Former US intelligence officials and Western security analysts pointed out that the principal security agency of Russia, FSB, has its hands full. They have to hunt down Ukrainian saboteurs inside Russia, keep dissidents silent, disrupt operations of hostile foreign intelligence agencies while also checking for rising terror threats.

“You can’t do everything. You dial up the pressure on the locals and sometimes you don’t get the intelligence you need on a potential terrorist attack. That’s where they failed. It’s possible they’re overextended dealing with the war in Ukraine and dealing with political opposition. This one slipped through the cracks,” Daniel Hoffman, a former senior CIA operations officer who served as the agency’s Moscow station chief, was quoted as saying by Reuters.

An admission of slip-up by the successor agency to the Soviet Union’s KGB could hurt Putin’s credibility as he began his fifth presidential term after his reelection.

It also can be seen as a tactic to escalate the so-called ‘military operation’ in Ukraine as Putin sees that the Russian Army has the upper hand on the battlefield over two years into the war.

The FSB has said Friday’s concert hall attack was “painstakingly” planned and that the gunmen had carefully hidden their weapons.

But despite the FSB’s statement, questions also arise regarding the previous claims that the Russian government has tackled the threat from jihadists. It also poses tough questions for the Kremlin regarding its so-called ‘sphere of influence’ as the terrorists were from Tajikistan.

Tajikistan’s strongman leader Emomali Rahmon and Vladimir Putin share a close relationship and an AFP report said that around one million Tajiks travel to Russia every year, and the number is growing.

2,300 Tajiks have joined IS since 2015, including the high-profile case of a former Tajik police commander who defected to IS.

“Over the past three years, 24 of our citizens have committed terrorist acts in 10 countries. The number of young people who have joined terrorist organisations, including IS, has increased,” Tajik President Emomali Rahmon said.

The FSB and Kremlin could also be accused of not paying adequate attention to who is entering the nation, as evidenced by Turkey’s claims, which contributed to the slip-up, putting Putin, who once headed the FSB, in a tough spot.

Russian citizens were also quick to point out that the security as the Crocus City Hall was less compared to the police presence at memorials planned to commemorate the life of Putin-critic Alexei Navalny who died in a Russian penal colony under mysterious circumstances.

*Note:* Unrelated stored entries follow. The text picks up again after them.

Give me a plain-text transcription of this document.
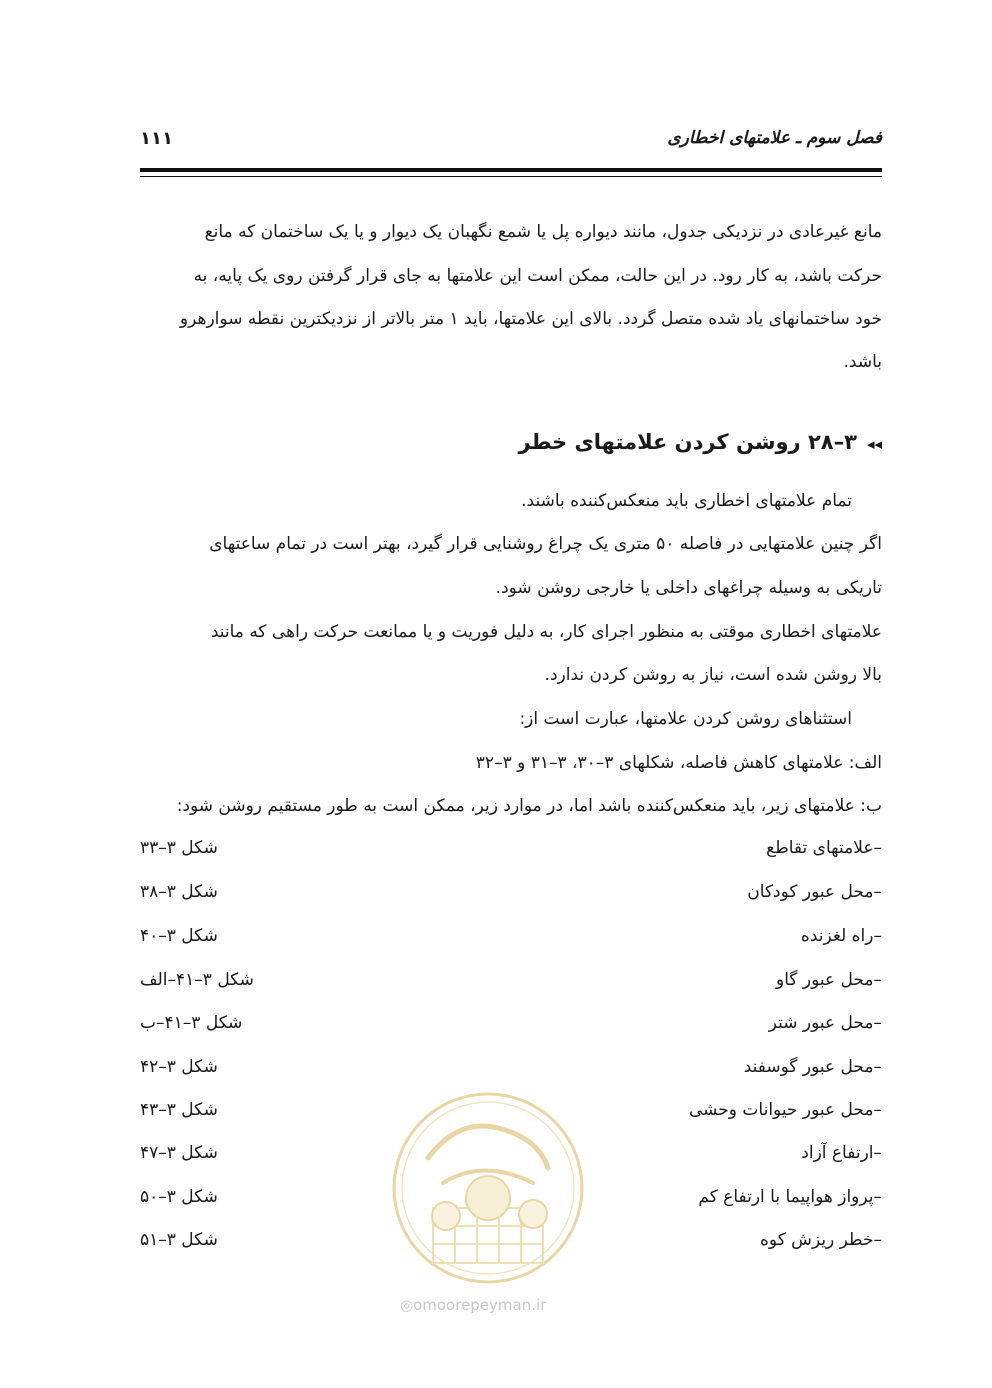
فصل سوم ـ علامتهای اخطاری
۱۱۱
مانع غیرعادی در نزدیکی جدول، مانند دیواره پل یا شمع نگهبان یک دیوار و یا یک ساختمان که مانع
حرکت باشد، به کار رود. در این حالت، ممکن است این علامتها به جای قرار گرفتن روی یک پایه، به
خود ساختمانهای یاد شده متصل گردد. بالای این علامتها، باید ۱ متر بالاتر از نزدیکترین نقطه سوارهرو
باشد.
◂◂۳–۲۸ روشن کردن علامتهای خطر
تمام علامتهای اخطاری باید منعکس‌کننده باشند.
اگر چنین علامتهایی در فاصله ۵۰ متری یک چراغ روشنایی قرار گیرد، بهتر است در تمام ساعتهای
تاریکی به وسیله چراغهای داخلی یا خارجی روشن شود.
علامتهای اخطاری موقتی به منظور اجرای کار، به دلیل فوریت و یا ممانعت حرکت راهی که مانند
بالا روشن شده است، نیاز به روشن کردن ندارد.
استثناهای روشن کردن علامتها، عبارت است از:
الف: علامتهای کاهش فاصله، شکلهای ۳–۳۰، ۳–۳۱ و ۳–۳۲
ب: علامتهای زیر، باید منعکس‌کننده باشد اما، در موارد زیر، ممکن است به طور مستقیم روشن شود:
–علامتهای تقاطع
شکل ۳–۳۳
–محل عبور کودکان
شکل ۳–۳۸
–راه لغزنده
شکل ۳–۴۰
–محل عبور گاو
شکل ۳–۴۱–الف
–محل عبور شتر
شکل ۳–۴۱–ب
–محل عبور گوسفند
شکل ۳–۴۲
–محل عبور حیوانات وحشی
شکل ۳–۴۳
–ارتفاع آزاد
شکل ۳–۴۷
–پرواز هواپیما با ارتفاع کم
شکل ۳–۵۰
–خطر ریزش کوه
شکل ۳–۵۱
◎omoorepeyman.ir
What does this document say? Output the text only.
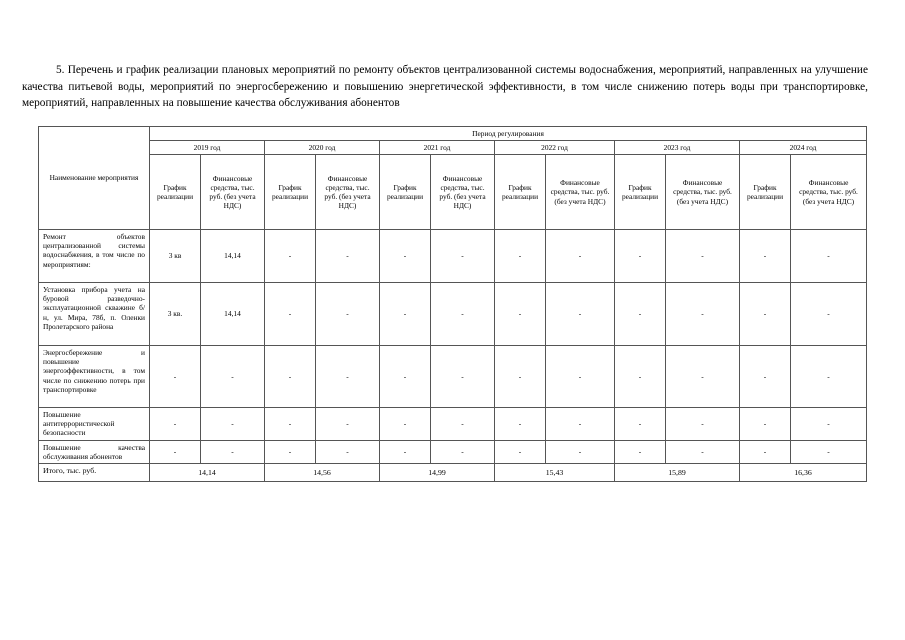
5. Перечень и график реализации плановых мероприятий по ремонту объектов централизованной системы водоснабжения, мероприятий, направленных на улучшение качества питьевой воды, мероприятий по энергосбережению и повышению энергетической эффективности, в том числе снижению потерь воды при транспортировке, мероприятий, направленных на повышение качества обслуживания абонентов

Наименование мероприятия	Период регулирования											
	2019 год		2020 год		2021 год		2022 год		2023 год		2024 год	
	График реализации	Финансовые средства, тыс. руб. (без учета НДС)	График реализации	Финансовые средства, тыс. руб. (без учета НДС)	График реализации	Финансовые средства, тыс. руб. (без учета НДС)	График реализации	Финансовые средства, тыс. руб. (без учета НДС)	График реализации	Финансовые средства, тыс. руб. (без учета НДС)	График реализации	Финансовые средства, тыс. руб. (без учета НДС)
Ремонт объектов централизованной системы водоснабжения, в том числе по мероприятиям:	3 кв	14,14	-	-	-	-	-	-	-	-	-	-
Установка прибора учета на буровой разведочно-эксплуатационной скважине б/н, ул. Мира, 78б, п. Оленки Пролетарского района	3 кв.	14,14	-	-	-	-	-	-	-	-	-	-
Энергосбережение и повышение энергоэффективности, в том числе по снижению потерь при транспортировке	-	-	-	-	-	-	-	-	-	-	-	-
Повышение антитеррористической безопасности	-	-	-	-	-	-	-	-	-	-	-	-
Повышение качества обслуживания абонентов	-	-	-	-	-	-	-	-	-	-	-	-
Итого, тыс. руб.	14,14		14,56		14,99		15,43		15,89		16,36	
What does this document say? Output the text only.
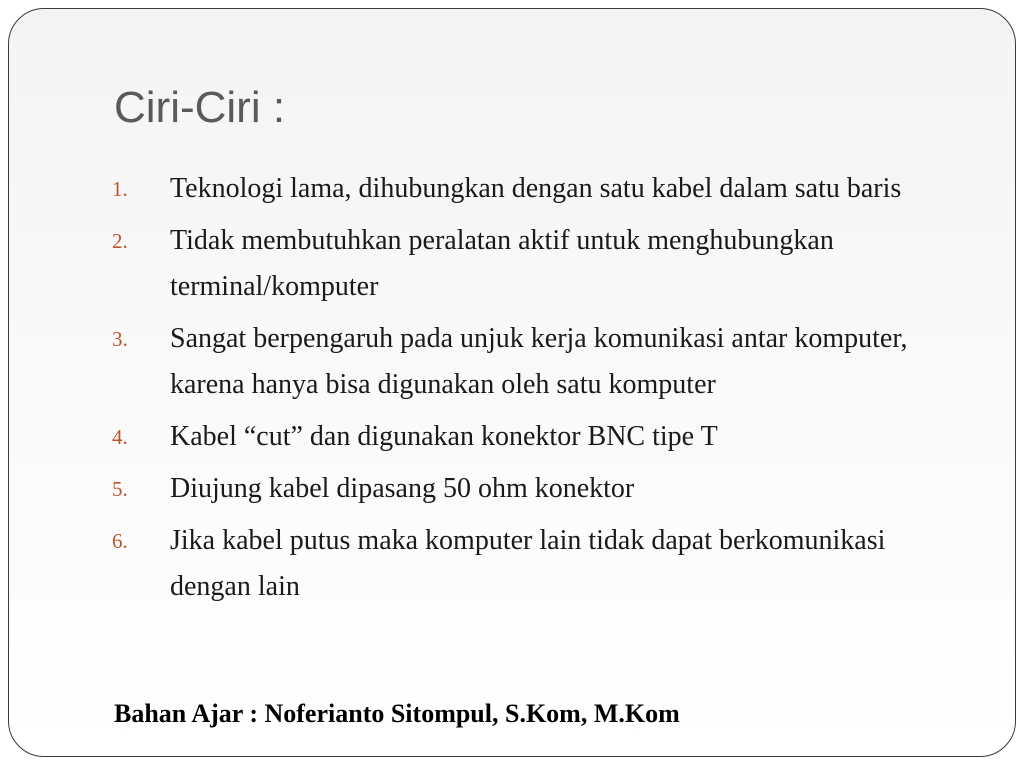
Ciri-Ciri :
1.	Teknologi lama, dihubungkan dengan satu kabel dalam satu baris
2.	Tidak membutuhkan peralatan aktif untuk menghubungkan terminal/komputer
3.	Sangat berpengaruh pada unjuk kerja komunikasi antar komputer, karena hanya bisa digunakan oleh satu komputer
4.	Kabel “cut” dan digunakan konektor BNC tipe T
5.	Diujung kabel dipasang 50 ohm konektor
6.	Jika kabel putus maka komputer lain tidak dapat berkomunikasi dengan lain

Bahan Ajar : Noferianto Sitompul, S.Kom, M.Kom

Russia has fought Islamist radicals earlier as well. Putin in his first term began his presidential tenure by fighting a long, bloody fight in southern Russia’s Dagestan and Chechnya provinces against radical Islamists but since these elements were suppressed, Russian authorities may have led to believe that jihadists did not pose much of a threat.

But many Russian commentators were in no doubt where to lay the blame.

“We are not talking about ISIS here. It was the khokhly,” said the editor-in-chief of the RT channel Margarita Simonyan, using a term used pejoratively in Russia to denote Ukrainians.

Mass-circulation newspaper Komsomolskaya Pravda even quoted one commentator as blaming the “British special services and the Americans and Ukrainians” for the attack.